Periodic Reporting for period 2 - MoDynStruct (The design and evaluation of modern fully dynamic data structures)
Reporting period: 2023-03-01 to 2024-12-31
More specifically, the algorithms that we design and analyze are based on so-called combinatorial inputs such as tables of numbers, networks, and feature vectors of objects. Depending on the input, the goal is to compute various statistics over the numbers, analyze properties of the network, or group the feature vectors by “similarity” into sets, called clusters. Algorithms that perform the latter task are called clustering algorithms and the sensitive information they protect is usually the value of each individual feature vector. For an example of a network application consider a social network, where nodes correspond to humans and connections correspond to relationships between humans. In this case, what is considered “private” information that should be protected might include which connections exist in a given network, or even which nodes exist. Under this “privacy condition”, an algorithm might need to count how many highly connected subnetworks of between five and twenty nodes exist in the graph.
This project designs two types of algorithms: first, algorithms where the data set is static, and second, algorithms where the data set changes over time.
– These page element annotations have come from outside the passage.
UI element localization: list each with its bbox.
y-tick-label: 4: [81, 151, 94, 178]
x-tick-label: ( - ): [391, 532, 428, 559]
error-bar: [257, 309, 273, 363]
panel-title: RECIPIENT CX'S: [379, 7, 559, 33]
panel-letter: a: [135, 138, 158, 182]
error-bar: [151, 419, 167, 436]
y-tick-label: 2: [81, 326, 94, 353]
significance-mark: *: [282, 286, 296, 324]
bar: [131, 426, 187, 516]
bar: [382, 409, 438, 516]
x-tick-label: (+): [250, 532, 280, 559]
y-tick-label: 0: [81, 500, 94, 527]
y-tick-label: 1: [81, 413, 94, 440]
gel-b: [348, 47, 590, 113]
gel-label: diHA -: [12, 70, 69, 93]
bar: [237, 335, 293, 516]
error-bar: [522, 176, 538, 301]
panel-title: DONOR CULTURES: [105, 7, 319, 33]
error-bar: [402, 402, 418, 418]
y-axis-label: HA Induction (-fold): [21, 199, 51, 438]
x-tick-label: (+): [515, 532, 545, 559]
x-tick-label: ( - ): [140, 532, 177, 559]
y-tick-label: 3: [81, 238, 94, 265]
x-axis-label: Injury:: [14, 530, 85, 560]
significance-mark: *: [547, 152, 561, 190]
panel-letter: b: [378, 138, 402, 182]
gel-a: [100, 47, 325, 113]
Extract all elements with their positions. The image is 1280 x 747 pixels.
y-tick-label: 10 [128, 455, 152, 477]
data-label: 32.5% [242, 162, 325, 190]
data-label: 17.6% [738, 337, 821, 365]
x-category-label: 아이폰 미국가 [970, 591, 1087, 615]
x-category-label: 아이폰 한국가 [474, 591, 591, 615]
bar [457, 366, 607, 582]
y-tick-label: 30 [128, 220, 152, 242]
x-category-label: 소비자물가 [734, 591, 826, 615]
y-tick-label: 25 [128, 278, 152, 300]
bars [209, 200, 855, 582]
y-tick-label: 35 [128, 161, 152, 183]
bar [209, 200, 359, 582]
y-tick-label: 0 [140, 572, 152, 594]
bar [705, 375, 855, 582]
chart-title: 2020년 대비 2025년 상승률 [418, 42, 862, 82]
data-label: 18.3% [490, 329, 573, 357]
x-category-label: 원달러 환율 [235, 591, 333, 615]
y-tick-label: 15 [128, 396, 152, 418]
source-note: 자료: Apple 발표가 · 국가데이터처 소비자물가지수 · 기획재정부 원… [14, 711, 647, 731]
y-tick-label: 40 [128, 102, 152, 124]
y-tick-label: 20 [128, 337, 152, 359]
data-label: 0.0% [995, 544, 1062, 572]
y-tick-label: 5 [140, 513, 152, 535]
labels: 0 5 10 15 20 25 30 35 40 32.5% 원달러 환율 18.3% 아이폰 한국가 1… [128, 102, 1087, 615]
The focus is mostly on the latter setting, which creates additional challenges. For instance, prior answers might become wrong and new answers need to be output, but computing these new answers requires additional computation. Moreover, outputting new answers might also disclose more information about the input.
We also designed new algorithms to protect the privacy of the input data for fundamental problems. One example is the so-called prefix sum problem: Given a sequence of (positive or negative) numbers, output the sum of all the numbers so far every time a new number is given, while not disclosing any individual number. This is a basic problem as it can be used, for example, to count the number of elements in a dynamic set, where elements are added and removed, or to maintain the average of a sequence of numbers. We designed an algorithm based on a novel matrix factorization with provably smaller privacy loss (for any given accuracy) than any prior algorithm and also showed through an empirical evaluation on various data sets that it performs better than all prior algorithms. As we learnt recently this algorithm has already been sped up by a large IT company, which shows the relevance of this work to better protect the privacy of our data in our daily life.
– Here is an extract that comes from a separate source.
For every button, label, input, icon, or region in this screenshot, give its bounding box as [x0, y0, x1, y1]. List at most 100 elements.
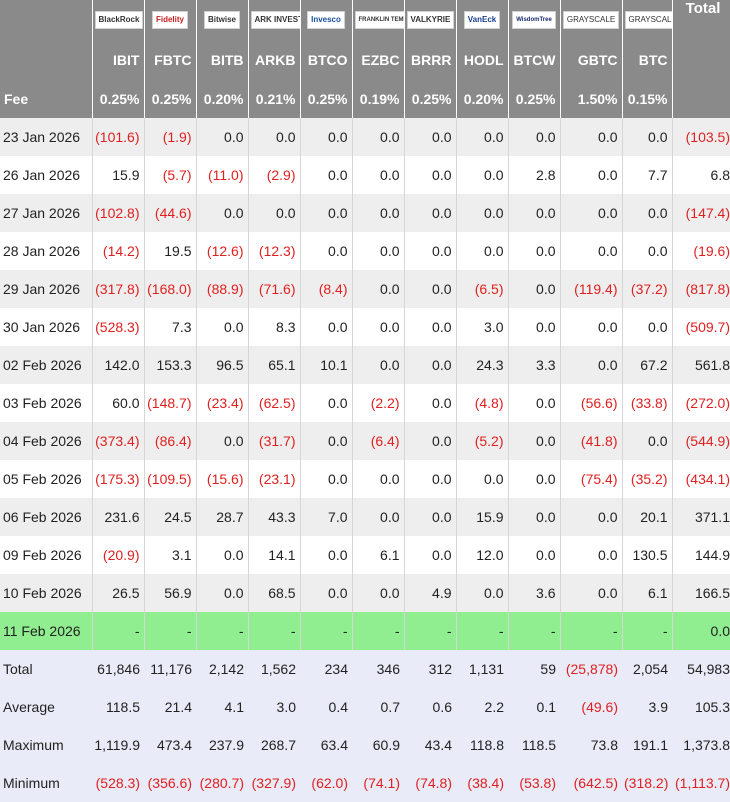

We further developed a clustering algorithm for a dynamic set of feature vectors that protects the privacy of these feature vectors. This is the first ever algorithm of this type.
Another goal is to invent algorithms that accept a dynamically changing network as input, and can compute properties of the network while still protecting the privacy of the network data, i.e. either the existence of connections or of whole nodes. There already exist some algorithms that do so and, even though their privacy guarantees are relatively weak, outperforming them seems challenging. Still, we will try to do for certain network properties to improve their performance in practice.